Bilal Özcan yazdı : Emine Bulut, erkek cinayetine giden son kadın olmayacak!

Bilal Özcan, boşandığı kocası tarafından, çocuklarının gözü önünde boğazından bıçaklanarak öldürülen Emine Bulut olayını yorumladı.

-Bilal Özcan yazıyor-
Eski eşi tarafından katledilen Emine Bulut’un hazin kaderi yürekleri dağladı,
 Annesinin, babası tarafından öldürülüşüne tanıklık eden küçük kızın feryatları belleklere kazındı.


 Türkiye, kaba-saba erkekler ülkesi!
 Nedir bu zavallı kadınların, zalim erkeklerden çektiği,
 Kadın cinayetleri azalacağı yerde artıyor,
 Kadına şiddet önlenemiyor.
 Bunun bir kaç sebebi var,
 Bana göre en önemlisi eğitim eksikliği,
 Önemli sayıda insanımızın, çocuk yaştan itibaren her türlü bilgiye, okumaya, araştırmaya, öğrenmeye kendisini kapatması.
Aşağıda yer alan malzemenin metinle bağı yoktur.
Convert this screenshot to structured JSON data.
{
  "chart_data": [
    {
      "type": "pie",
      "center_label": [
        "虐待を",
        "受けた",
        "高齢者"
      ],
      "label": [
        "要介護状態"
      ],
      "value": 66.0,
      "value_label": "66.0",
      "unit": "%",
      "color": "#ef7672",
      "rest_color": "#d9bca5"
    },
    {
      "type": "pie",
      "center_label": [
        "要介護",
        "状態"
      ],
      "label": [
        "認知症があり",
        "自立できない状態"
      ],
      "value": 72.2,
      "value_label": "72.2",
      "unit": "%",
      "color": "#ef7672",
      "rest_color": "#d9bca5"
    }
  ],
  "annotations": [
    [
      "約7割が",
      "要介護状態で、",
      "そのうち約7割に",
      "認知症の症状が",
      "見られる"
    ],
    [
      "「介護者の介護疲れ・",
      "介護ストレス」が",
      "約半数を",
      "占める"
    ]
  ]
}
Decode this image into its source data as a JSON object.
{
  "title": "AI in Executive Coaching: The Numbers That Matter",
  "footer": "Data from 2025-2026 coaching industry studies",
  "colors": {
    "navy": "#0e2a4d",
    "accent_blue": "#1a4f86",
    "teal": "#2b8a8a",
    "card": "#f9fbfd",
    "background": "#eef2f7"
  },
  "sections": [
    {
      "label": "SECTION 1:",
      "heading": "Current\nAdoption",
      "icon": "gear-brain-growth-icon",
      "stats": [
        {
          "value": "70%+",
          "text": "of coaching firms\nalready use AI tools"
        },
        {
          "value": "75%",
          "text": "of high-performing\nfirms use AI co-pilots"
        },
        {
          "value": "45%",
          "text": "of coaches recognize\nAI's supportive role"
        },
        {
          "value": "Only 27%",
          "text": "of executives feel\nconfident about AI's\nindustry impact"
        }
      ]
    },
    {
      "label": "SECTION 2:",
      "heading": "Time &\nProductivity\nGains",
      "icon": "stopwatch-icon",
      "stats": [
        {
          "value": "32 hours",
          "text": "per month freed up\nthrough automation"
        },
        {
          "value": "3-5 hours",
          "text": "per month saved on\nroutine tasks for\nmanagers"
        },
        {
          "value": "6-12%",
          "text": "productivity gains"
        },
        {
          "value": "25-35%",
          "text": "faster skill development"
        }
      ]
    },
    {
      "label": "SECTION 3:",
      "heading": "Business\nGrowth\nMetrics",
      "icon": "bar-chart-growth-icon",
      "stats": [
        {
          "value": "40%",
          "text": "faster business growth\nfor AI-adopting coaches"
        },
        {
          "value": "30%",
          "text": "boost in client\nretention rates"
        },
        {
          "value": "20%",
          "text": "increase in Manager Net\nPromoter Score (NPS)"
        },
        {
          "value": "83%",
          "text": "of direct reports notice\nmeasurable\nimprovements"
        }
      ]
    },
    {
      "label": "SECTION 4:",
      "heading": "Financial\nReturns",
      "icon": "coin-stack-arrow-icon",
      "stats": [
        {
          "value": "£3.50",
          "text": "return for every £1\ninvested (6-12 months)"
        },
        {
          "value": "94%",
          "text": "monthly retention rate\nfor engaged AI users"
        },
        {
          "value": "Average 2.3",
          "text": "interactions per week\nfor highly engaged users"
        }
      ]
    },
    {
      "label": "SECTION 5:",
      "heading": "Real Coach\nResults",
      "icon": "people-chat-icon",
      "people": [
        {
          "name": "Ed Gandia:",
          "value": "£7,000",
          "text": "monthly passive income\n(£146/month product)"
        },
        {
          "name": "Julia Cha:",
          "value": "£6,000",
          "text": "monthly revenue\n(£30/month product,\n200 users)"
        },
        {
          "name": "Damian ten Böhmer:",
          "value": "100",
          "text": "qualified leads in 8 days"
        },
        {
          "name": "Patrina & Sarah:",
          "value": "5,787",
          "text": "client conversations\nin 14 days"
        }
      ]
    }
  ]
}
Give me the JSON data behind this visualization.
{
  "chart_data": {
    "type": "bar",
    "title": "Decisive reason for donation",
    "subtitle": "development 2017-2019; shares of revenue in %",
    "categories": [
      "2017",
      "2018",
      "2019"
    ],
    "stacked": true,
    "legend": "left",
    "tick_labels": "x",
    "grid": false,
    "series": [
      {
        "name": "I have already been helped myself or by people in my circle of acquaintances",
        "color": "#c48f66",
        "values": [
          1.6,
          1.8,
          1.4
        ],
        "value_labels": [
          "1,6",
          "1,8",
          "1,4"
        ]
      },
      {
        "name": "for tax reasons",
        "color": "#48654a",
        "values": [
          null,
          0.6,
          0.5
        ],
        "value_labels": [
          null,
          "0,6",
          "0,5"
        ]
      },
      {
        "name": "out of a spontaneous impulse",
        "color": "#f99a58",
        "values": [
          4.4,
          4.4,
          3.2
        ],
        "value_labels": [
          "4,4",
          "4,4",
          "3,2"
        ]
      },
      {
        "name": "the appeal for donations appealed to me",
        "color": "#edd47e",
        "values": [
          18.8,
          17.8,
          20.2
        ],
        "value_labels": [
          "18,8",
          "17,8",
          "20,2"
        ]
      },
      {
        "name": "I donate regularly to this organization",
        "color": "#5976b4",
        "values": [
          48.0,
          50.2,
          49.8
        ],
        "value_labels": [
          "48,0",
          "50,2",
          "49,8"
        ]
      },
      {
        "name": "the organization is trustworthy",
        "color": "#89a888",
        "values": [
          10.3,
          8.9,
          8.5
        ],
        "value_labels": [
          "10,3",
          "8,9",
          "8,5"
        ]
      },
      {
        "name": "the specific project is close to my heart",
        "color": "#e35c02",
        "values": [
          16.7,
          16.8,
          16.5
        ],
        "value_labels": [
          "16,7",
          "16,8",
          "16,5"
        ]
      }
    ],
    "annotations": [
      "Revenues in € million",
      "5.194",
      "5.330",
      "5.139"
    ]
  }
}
Bilal Özcan Youtube kanalında anlattı: Emine Bulut neden öldürüldü!

…..
Halbuki dostlar,
 Okumayan insan, zararlıyla zararsızı ayırt edemez,
 Okumayan insan, empati yapamaz,
 Okumayan insan, evrensel düşünemez.
 Okumayan insan, kendisi ve ailesi için gelecek planlayamaz,
 Okumayan insan, hayatın güzelliklerinden, fırsatlarından haberdar olamaz.
 Okumadığımız için Türkiye, UNESCO verilerine göre kitap okuma oranında dünyada 86’ın sırada…
 Çocuklara kitap hediye etme konusunda ise 180 ülke arasında 140'ıncı sıradayız…
 Yazık okumayan çocuklara!
 Ve yazık, anneleri, zalim babaları tarafından katledilen günahsız çocuklara.


……
 Türkiye istatistik Kurumu’nun (TÜİK) son verilerine göre üniversite mezunlarının nüfusa oranı yüzde 15.27…
 Orta dereceli okul mezunlarının nüfusa oranı ise yüzde 23…
 Bu rakamlar gelişmiş ülkelere oranla maalesef çok düşük.
 Ve ne yazık ki Türkiye genelinde hala 2 milyon 300 bin okuma yazma bilmeyen kişi var.
 Bir de şu çok önemli.
 Lise, üniversite mezunu olmak yetmiyor. İnsanlara kaliteli, donanımlı ve eşit eğitim vermeliyiz.

……
 Türkiye, eğitimsiz, kaba-saba erkekler ülkesi…
 Her milletin kaba insanı vardır elbet, ama bizde çok fazla.
 Şunu da yazmalıyım,
 Toplumumuzda eğitim aldığı halde cahil kalan ve kaba olan insan sayısı da bir hayli çok,
 Bunun sebebi de bana göre o kişilerin ailelerinden terbiyeyi ve görgüyü almamış olmaları.
 Babası evde annesine nasıl davrandıysa, o da karısına aynı zulmü uyguluyor.
Maalesef çoğu erkek, kadınları çocuk doğuran, büyüten ve kocaya hizmet eden, sinirlenince azarlanacak hatta küfür edilebilecek varlıklar olarak düşünüyor,
 


…….
 Peki, erkek zulmünü devlet niye önlemiyor?
 6284 sayılı kanun, İstanbul Sözleşmesi gibi, kadınlara şiddeti engelleyecek devlet refleksine rağmen, kara vicdanlı erkeklerin egemen olduğu karar verici makamlar tarafından bu kazanımlar değersiz kılınıyor da ondan…
 Bu nasıl mı yapılıyor?
 Şiddet gören hemen her kadının hikayesinde bu sorunun cevabını bulabilirsiniz,
 Çoğu olayda, yasanın hakkıyla uygulanmasının çeşitli aşamalarda yokuşa sürülmesi, sağından solundan törpülenmesi, şiddete meyilli kaba erkekleri yüreklendiriyor.
 Tehdit aşamasında çoğu kamu görevlisinin zulmü yapana adeta göz yumması, onu daha da cesaretlendiriyor ve zulüm cinayete kadar varıyor…
 Eyyy devlet, hakkıyla uygulamadıktan sonra yasayı çıkarsan neye yarar?
 Eyyy devlet, kadınları koruyamadıktan sonra “3’er tane doğurun” desen neye yarar?
 Yazık değil mi annesi mezara, babası hapise giden çocuklara?